Understanding Center of Mass: Properties & Physically Representing

[aaaa202]

I don't feel I have a good understanding of what the center of mass of an object it, and what its properties are. I know it's the position of all mass elements weighted by their mass and divided by the total mass.
I have learned that the center of mass moves as if it was only subject to external forces. So say you pushed on a box of mass m with a certain force F, then the center of mass of that box should move with an acceleration given by F/m. But since the whole box moves with the same acceleration what is then the so special about this specific point?
I also have trouble finding out what exactly the center of mass represents physically. Say it is in the middle of the box, is the center of mass then the point particle situated in the midst of the box or is it a more abstract point?

 

[Oxvillian]

I don't feel I have a good understanding of what the center of mass of an object it, and what its properties are. I know it's the position of all mass elements weighted by their mass and divided by the total mass.
I have learned that the center of mass moves as if it was only subject to external forces. So say you pushed on a box of mass m with a certain force F, then the center of mass of that box should move with an acceleration given by F/m. But since the whole box moves with the same acceleration what is then the so special about this specific point?
I also have trouble finding out what exactly the center of mass represents physically. Say it is in the middle of the box, is the center of mass then the point particle situated in the midst of the box or is it a more abstract point?

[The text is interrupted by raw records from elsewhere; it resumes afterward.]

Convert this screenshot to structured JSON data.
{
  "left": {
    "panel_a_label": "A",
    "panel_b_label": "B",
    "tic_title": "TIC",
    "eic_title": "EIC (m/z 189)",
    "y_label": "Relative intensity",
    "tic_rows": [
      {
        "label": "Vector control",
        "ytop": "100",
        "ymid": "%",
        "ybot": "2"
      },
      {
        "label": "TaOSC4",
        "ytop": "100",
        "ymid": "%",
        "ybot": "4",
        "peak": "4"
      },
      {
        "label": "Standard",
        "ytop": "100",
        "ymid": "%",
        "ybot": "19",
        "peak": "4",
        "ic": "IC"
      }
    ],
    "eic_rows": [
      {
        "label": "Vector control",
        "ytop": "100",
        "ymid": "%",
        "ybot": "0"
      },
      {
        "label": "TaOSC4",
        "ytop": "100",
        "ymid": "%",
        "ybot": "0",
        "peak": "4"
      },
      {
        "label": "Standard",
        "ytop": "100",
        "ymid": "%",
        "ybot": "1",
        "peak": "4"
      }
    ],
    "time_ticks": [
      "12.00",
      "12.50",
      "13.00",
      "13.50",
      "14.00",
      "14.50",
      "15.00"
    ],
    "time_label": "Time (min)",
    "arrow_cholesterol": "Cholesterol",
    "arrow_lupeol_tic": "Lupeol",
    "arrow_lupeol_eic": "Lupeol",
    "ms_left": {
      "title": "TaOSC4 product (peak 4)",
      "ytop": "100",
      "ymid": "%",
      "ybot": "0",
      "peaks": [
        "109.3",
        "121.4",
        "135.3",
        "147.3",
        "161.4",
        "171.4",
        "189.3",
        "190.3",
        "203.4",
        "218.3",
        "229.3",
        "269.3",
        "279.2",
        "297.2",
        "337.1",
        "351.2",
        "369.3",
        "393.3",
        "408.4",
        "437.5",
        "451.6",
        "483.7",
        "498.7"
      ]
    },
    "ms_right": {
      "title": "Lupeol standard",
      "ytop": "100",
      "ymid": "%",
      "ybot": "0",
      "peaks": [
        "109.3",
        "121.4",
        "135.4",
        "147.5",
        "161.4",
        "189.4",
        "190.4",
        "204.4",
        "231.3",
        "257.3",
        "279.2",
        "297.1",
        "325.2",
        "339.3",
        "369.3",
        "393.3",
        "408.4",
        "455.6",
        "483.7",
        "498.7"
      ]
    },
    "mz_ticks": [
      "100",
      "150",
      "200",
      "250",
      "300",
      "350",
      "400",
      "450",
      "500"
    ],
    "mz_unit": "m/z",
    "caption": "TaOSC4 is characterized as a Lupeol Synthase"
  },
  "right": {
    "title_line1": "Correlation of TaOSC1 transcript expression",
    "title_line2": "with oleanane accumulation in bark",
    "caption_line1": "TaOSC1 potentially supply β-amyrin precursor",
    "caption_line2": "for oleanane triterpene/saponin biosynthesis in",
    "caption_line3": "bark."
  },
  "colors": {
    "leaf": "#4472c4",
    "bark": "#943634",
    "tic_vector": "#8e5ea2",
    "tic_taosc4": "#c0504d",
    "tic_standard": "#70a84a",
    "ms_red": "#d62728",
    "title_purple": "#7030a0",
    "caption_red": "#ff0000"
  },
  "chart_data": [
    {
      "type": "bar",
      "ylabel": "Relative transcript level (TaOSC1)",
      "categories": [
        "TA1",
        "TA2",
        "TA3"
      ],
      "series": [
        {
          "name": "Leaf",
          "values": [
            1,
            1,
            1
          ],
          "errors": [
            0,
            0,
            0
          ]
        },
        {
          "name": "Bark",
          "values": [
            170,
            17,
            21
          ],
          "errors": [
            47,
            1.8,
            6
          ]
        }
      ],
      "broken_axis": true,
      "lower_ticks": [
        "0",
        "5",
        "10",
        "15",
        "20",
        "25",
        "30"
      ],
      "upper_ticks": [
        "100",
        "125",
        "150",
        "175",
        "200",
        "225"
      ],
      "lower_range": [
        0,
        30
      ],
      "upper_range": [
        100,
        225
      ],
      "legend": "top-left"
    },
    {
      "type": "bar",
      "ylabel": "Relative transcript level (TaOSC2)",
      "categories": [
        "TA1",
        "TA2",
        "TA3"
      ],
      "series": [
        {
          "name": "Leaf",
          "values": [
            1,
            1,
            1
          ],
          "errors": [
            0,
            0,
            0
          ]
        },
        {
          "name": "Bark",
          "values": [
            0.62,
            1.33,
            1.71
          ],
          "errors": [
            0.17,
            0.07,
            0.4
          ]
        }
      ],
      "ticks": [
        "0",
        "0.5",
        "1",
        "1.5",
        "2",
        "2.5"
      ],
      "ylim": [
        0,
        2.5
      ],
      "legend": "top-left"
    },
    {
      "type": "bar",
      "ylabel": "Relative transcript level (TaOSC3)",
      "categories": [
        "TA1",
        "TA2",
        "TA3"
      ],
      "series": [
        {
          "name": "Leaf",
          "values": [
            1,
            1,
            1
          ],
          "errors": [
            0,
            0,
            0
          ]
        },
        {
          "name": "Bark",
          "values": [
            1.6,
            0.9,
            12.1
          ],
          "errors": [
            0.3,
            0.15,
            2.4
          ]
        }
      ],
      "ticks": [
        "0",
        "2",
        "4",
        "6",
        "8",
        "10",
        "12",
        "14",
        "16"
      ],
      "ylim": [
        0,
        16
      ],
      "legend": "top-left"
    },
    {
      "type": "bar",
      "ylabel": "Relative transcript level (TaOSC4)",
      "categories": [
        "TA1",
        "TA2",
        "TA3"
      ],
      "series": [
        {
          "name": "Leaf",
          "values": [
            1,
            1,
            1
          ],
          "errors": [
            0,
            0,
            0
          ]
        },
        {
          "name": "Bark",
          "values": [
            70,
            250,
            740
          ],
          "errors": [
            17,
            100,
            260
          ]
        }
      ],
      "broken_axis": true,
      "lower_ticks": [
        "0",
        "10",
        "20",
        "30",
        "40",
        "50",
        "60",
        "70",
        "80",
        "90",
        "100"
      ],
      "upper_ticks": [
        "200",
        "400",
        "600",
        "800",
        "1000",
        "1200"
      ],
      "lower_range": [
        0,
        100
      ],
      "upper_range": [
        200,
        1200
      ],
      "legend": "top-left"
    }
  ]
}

The center of mass is just an abstract point in space, representing the "average location" of the mass of the system. There doesn't actually have to be anything there (eg. a donut - the center of mass is in the hole).

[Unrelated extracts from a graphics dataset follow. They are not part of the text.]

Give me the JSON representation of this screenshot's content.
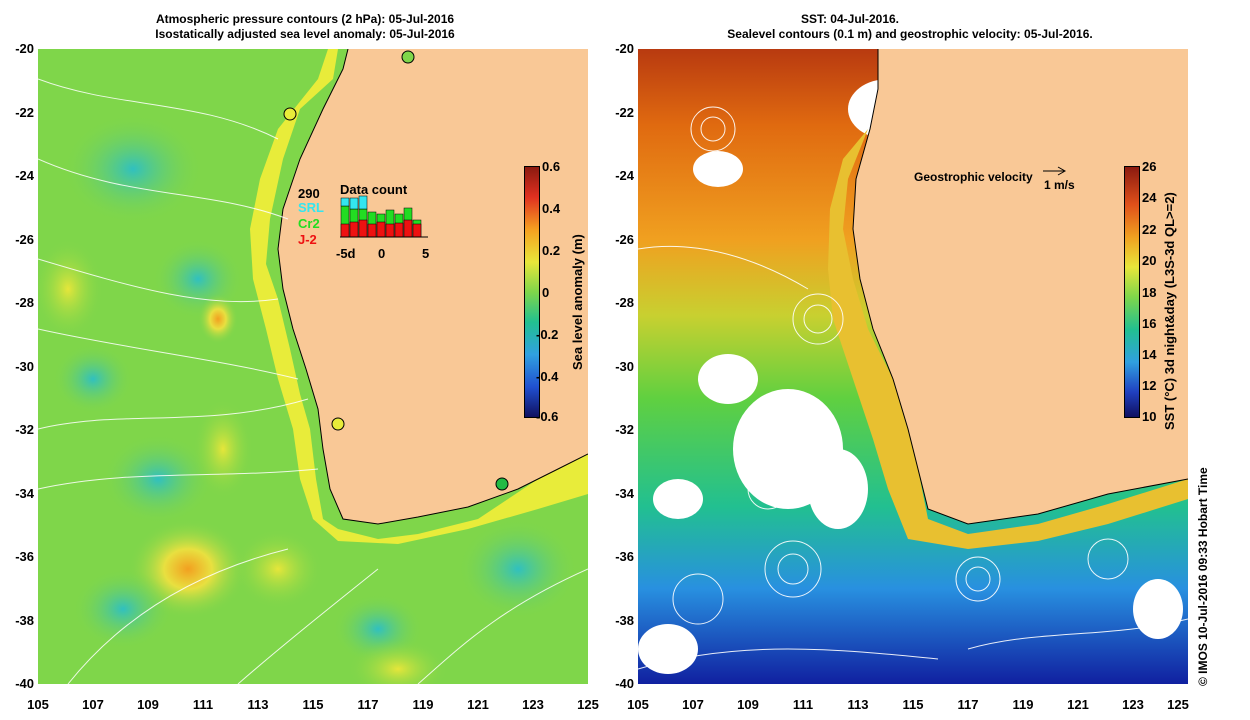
{
  "left_panel": {
    "title_line1": "Atmospheric pressure contours (2 hPa): 05-Jul-2016",
    "title_line2": "Isostatically adjusted sea level anomaly: 05-Jul-2016",
    "colorbar_label": "Sea level anomaly (m)",
    "colorbar_ticks": [
      "0.6",
      "0.4",
      "0.2",
      "0",
      "-0.2",
      "-0.4",
      "-0.6"
    ],
    "data_count": {
      "total": "290",
      "title": "Data count",
      "sources": [
        {
          "name": "SRL",
          "color": "#33e6f0"
        },
        {
          "name": "Cr2",
          "color": "#22dd22"
        },
        {
          "name": "J-2",
          "color": "#ee1111"
        }
      ],
      "xtick_labels": [
        "-5d",
        "0",
        "5"
      ]
    }
  },
  "right_panel": {
    "title_line1": "SST: 04-Jul-2016.",
    "title_line2": "Sealevel contours (0.1 m) and geostrophic velocity: 05-Jul-2016.",
    "velocity_legend": "Geostrophic velocity",
    "velocity_scale": "1 m/s",
    "colorbar_label": "SST (°C) 3d night&day (L3S-3d QL>=2)",
    "colorbar_ticks": [
      "26",
      "24",
      "22",
      "20",
      "18",
      "16",
      "14",
      "12",
      "10"
    ]
  },
  "axes": {
    "y_ticks": [
      "-20",
      "-22",
      "-24",
      "-26",
      "-28",
      "-30",
      "-32",
      "-34",
      "-36",
      "-38",
      "-40"
    ],
    "x_ticks": [
      "105",
      "107",
      "109",
      "111",
      "113",
      "115",
      "117",
      "119",
      "121",
      "123",
      "125"
    ]
  },
  "credit": "© IMOS 10-Jul-2016 09:33 Hobart Time",
  "colors": {
    "land": "#f9c896",
    "sea_level_mid": "#7fd64a",
    "coast_band": "#e8ec3a"
  }
}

Note that all bits of the system don't have to move together. For example, if a firework explodes in mid-trajectory then its center of mass continues to follow the old trajectory (since no external force has acted on it), even though none of the constituent bits do.

 

[Rooted]

The centre of mass is a unique point in a system, almost an average of all the bits of the mass in the system and their distance from the centre of mass. Any forces or torques acting on the system, like gravity, can be thought to act on the centre of mass. For something like a square uniform box, the centre of mass being within the body of the box might seem a bit obvious, and might not seem to make the problem any easier. However if you think about a system like the moon and the Earth for example, the moon is not really rotating about the Earth, they are both rotating around their combined centre of mass. For this system the centre of mass is within the body of the Earth, but in a different system it might be somewhere in the middle of the two. Here's a page about it. http://astro.unl.edu/naap/esp/centerofmass.html

Does that help?

 

[CWatters]

If you accelerate an object it will try to resist as it has inertia. The reaction force is distributed throughout the mass but for most problems it can be considered to act at the center of mass.

If the force you applied to cause the acceleration doesn't act through the centre of mass a couple exists that will try to rotate the object.

 

[CWatters]

But since the whole box moves with the same acceleration...

Not allways true. Ever ridden standing up on a bus? As it accelerates/brakes there is a tendency for you to fall over because the force acting to accelerate you acts on your feet and not through your centre of mas.